У Нерста дрожали руки от продолжительной работы. Они настолько онемели, что Альберт их совсем не чувствовал. Несколько секунд встряхивая их, он оглядывался по сторонам. Найдя всё таким же, как и было, он окончательно успокоился и вновь принялся за работу.
Авас и Бари колдовали над несчастной дуговой лампой, надеясь, что когда-нибудь всё это закончится. И причём в недалёком будущем. И тогда пойдёт всё и сразу: богатство и слава. Как бы хотелось поверить в эту незабвенную мечту всего человечества, что когда-либо существовала! Но вот опять взрыв и все мечты накрываются медным тазом. Опять…

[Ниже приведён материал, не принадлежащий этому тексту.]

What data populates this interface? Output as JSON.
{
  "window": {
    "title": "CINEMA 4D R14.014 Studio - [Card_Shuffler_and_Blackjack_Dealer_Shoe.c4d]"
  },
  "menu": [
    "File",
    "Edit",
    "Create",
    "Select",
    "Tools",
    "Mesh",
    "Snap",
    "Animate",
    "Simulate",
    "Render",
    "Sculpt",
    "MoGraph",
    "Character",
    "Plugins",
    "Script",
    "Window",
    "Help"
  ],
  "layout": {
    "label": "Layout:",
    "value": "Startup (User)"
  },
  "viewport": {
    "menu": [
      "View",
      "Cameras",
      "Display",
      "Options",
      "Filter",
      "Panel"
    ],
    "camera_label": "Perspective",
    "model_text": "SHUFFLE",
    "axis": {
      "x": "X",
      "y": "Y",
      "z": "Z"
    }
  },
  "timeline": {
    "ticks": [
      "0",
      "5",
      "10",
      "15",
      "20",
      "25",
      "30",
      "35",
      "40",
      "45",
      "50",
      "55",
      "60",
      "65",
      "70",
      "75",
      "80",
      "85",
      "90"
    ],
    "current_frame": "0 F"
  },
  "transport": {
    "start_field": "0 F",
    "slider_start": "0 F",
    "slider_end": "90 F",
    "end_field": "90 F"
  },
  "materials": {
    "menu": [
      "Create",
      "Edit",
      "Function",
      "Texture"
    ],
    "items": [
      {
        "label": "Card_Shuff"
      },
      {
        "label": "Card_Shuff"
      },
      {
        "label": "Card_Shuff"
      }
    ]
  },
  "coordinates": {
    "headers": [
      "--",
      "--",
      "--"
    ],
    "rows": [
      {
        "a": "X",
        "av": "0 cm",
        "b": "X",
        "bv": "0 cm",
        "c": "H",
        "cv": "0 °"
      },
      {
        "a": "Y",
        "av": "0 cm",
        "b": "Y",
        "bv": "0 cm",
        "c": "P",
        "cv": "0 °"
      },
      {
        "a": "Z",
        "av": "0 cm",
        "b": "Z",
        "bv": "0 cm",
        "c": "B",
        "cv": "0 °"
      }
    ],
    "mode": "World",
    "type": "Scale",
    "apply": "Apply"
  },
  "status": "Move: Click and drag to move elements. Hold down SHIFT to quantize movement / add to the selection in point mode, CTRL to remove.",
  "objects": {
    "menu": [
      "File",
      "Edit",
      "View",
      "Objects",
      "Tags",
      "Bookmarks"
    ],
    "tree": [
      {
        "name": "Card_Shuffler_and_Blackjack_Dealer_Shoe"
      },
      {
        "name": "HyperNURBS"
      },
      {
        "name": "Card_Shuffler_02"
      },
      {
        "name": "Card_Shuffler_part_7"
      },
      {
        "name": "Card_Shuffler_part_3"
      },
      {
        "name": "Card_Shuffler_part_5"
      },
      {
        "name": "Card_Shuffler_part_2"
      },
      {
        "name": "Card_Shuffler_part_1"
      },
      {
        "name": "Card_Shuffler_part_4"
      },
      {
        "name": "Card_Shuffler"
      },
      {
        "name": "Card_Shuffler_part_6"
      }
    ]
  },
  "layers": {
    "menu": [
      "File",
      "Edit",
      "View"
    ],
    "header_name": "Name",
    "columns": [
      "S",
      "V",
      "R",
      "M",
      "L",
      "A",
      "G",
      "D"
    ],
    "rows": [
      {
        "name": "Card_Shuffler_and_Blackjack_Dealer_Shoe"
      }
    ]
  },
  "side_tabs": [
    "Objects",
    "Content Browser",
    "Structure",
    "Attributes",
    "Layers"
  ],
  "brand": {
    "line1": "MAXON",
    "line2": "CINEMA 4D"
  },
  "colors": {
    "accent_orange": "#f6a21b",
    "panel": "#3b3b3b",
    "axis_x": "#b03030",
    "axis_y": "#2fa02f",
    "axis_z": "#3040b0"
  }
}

- Не унывать! – ходит Вингерфельдт и громко хлопает в ладоши. – Работать! Работать! Никаких перерывов!
Бариджальд в отчаянии листает книги, вдруг пропустил что-то архиважное. Этот испуг отражается на его лице, на котором медленно угасает энтузиазм. Но раз надо работать – значит надо. И против закона сего уж точно не попрёшь.
- Номер десять тысяч девятьсот. Снова конский волос. Снова не годится, - констатирует Авас Бекинг, вытирая со лба пот. Ему печально…
И не только ему. Нерст с грустной улыбкой спешит подметить:
- Может, нам нужен волос другой лошади?
Лёгкая улыбка мелькает на лицах всех трёх стоящих тут людей, не считая Вингерфельдта, ибо его одного волоса не лишали во благо всеобщей работы. Так-то, дядя Алекс! Глаза Бариджальда уже опять болят от того, что он и так слишком много прочитал за день, и попытки хоть на минуту прикрыть глаза ни к чему не приведут. Рядом взрываются лампы, летят осколки, стучит ручка Аваса… Романтика, одно слово!
Стеклодув спит в прихожей дома Вингерфельдта над грудой коробок со своими изделиями, среди которых и те самые, нужные Алексу лампы. Так уж получилось, что Вингерфельдт во всём виноват – он заставил всех просто валиться с ног от усталости из-за этой своей несчастной идеи. Правда, в данный момент, он сам еле на ногах держится.
Облокотившись о шкаф с книгами, который то и дело в пользовании несчастного Бариджальда, посмевшего заикнуться о своём прошлом благополучии в лице профессора математики, он хмуро глядит вперёд. Авас продолжает что-то царапать на своей бумаге, вернее, опять же не своей, а просто в записной книжке Нерста.
- Теперь номер одиннадцать тысяч…
Голос уже отчаявшегося, обречённого человека. Нерст поворачивает выключатель, и свершается чудо.
Уставшие, еле уже соображающие и передвигающие ноги, люди стоят перед столом и не понимают, что происходит. Какое-то мгновение Вингерфельдт ожидал вновь услышать взрыва, и приготовился отскочить в сторону, чтобы его не задело осколками, но этого не произошло…
Он с удивлением и помолодевшим лицом оглядывается назад и просто не верит своим глазам. Перед ним стоит лампа. Им изобретённая лампа накаливания! Бариджальд выглядывает из-за книги, удручённое лицо Нерста удивительно ярко освещается этим новым светом, а Авас даже выронил ручку в этот замечательный момент для истории. Первым не выдерживает Альберт, хватая ручку в полёте, и мгновенно что-то принимается писать в своей записной книжке, с которой никогда не расставался. Сделав это, просто ожидает поворота судьбы.